KEADILAN – Kejaksaan RI Selasa ini (16/01/2024) mengabulkan permohonan keadilan restoratif untuk tiga perkara narkoba dengan empat tersangka. Keempatnya menurut penyidik dinyatakan tidak terlibat jaringan peredaran gelap narkotika dan pengguna terakhir sehingga dikualifikasi sebagai pecandu. Keluarga keempatnya diperintahkan melakukan rehabilitasi.

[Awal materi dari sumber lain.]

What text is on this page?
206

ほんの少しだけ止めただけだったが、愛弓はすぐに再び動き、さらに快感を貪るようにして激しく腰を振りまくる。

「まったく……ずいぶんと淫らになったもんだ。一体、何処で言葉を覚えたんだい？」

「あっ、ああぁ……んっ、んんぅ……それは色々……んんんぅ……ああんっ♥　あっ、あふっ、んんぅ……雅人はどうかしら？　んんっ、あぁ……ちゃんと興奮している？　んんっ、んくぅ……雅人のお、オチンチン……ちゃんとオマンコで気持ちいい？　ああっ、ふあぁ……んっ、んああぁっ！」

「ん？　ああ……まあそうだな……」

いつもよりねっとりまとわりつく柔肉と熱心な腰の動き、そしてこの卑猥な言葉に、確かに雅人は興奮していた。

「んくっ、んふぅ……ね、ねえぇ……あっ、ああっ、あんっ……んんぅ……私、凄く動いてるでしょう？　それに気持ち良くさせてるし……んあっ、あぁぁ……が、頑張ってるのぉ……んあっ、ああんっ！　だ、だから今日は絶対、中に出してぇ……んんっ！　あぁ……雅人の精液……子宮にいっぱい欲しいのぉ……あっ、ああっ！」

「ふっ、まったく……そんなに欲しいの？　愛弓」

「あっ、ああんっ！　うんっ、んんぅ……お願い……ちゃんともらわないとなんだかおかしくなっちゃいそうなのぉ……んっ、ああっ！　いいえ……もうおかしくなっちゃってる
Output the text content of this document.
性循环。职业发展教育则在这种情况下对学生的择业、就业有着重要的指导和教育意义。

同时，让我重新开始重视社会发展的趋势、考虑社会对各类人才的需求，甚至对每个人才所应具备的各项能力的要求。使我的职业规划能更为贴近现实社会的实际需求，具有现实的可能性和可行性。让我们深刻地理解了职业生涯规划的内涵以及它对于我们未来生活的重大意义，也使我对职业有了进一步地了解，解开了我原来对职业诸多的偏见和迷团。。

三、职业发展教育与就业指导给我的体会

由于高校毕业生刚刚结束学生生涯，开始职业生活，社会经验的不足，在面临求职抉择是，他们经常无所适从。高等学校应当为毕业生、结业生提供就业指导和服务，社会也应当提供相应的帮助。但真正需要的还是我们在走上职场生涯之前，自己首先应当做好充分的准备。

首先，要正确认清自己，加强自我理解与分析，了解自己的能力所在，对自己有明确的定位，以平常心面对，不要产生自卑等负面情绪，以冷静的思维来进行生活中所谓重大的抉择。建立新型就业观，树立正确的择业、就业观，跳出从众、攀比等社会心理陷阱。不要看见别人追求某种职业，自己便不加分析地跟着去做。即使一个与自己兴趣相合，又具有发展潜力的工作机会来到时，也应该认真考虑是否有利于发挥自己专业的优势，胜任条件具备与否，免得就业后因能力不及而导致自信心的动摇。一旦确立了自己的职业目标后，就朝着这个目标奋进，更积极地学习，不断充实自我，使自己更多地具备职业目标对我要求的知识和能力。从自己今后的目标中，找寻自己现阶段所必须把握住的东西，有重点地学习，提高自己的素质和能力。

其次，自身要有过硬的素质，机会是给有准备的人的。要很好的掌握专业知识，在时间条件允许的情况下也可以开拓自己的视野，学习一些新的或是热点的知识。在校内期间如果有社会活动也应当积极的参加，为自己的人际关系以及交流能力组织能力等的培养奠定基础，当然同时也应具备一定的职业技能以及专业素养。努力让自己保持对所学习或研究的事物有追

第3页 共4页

Permohonan keadilan restoratif ini disampaikan dua kejaksaan negeri (Kejari). Yaitu Kejari Nagan Raya dan Kejari Jember. Berikut tiga permohonan keadilan restoratif yang diajukan dua kejari tersebut:
1. Tersangka M. Chairil Basyar bin Andriansyah dari Kejaksaan Negeri Nagan Raya, yang disangka melanggar Pasal 114 Ayat (1) Undang-Undang RI Nomor 35 Tahun 2009 tentang Narkotika Jo. Pasal 55 Ayat (1) ke-1 KUHP atau Pasal 112 Ayat (1) Undang-Undang RI Nomor 35 Tahun 2009 tentang Narkotika Jo. Pasal 55 Ayat (1) ke-1 KUHP atau Pasal 127 Ayat (1) Huruf a Undang-Undang RI Nomor 35 Tahun 2009 tentang Narkotika.
2. Tersangka Roni Andika Saputra bin Samsual dari Kejaksaan Negeri Nagan Raya, yang disangka melanggar Pertama Pasal 114 Ayat (1) Undang-Undang RI Nomor 35 Tahun 2009 tentang Narkotika Jo. Pasal 55 Ayat (1) ke-1 KUHP atau Kedua Pasal 112 Ayat (1) Undang-Undang RI Nomor 35 Tahun 2009 tentang Narkotika Jo. Pasal 55 Ayat (1) ke-1 KUHP atau Ketiga Pasal 127 Ayat (1) huruf a Undang-Undang RI Nomor 35 Tahun 2009 tentang Narkotika Jo. Pasal 55 Ayat (1) ke-1 KUHP.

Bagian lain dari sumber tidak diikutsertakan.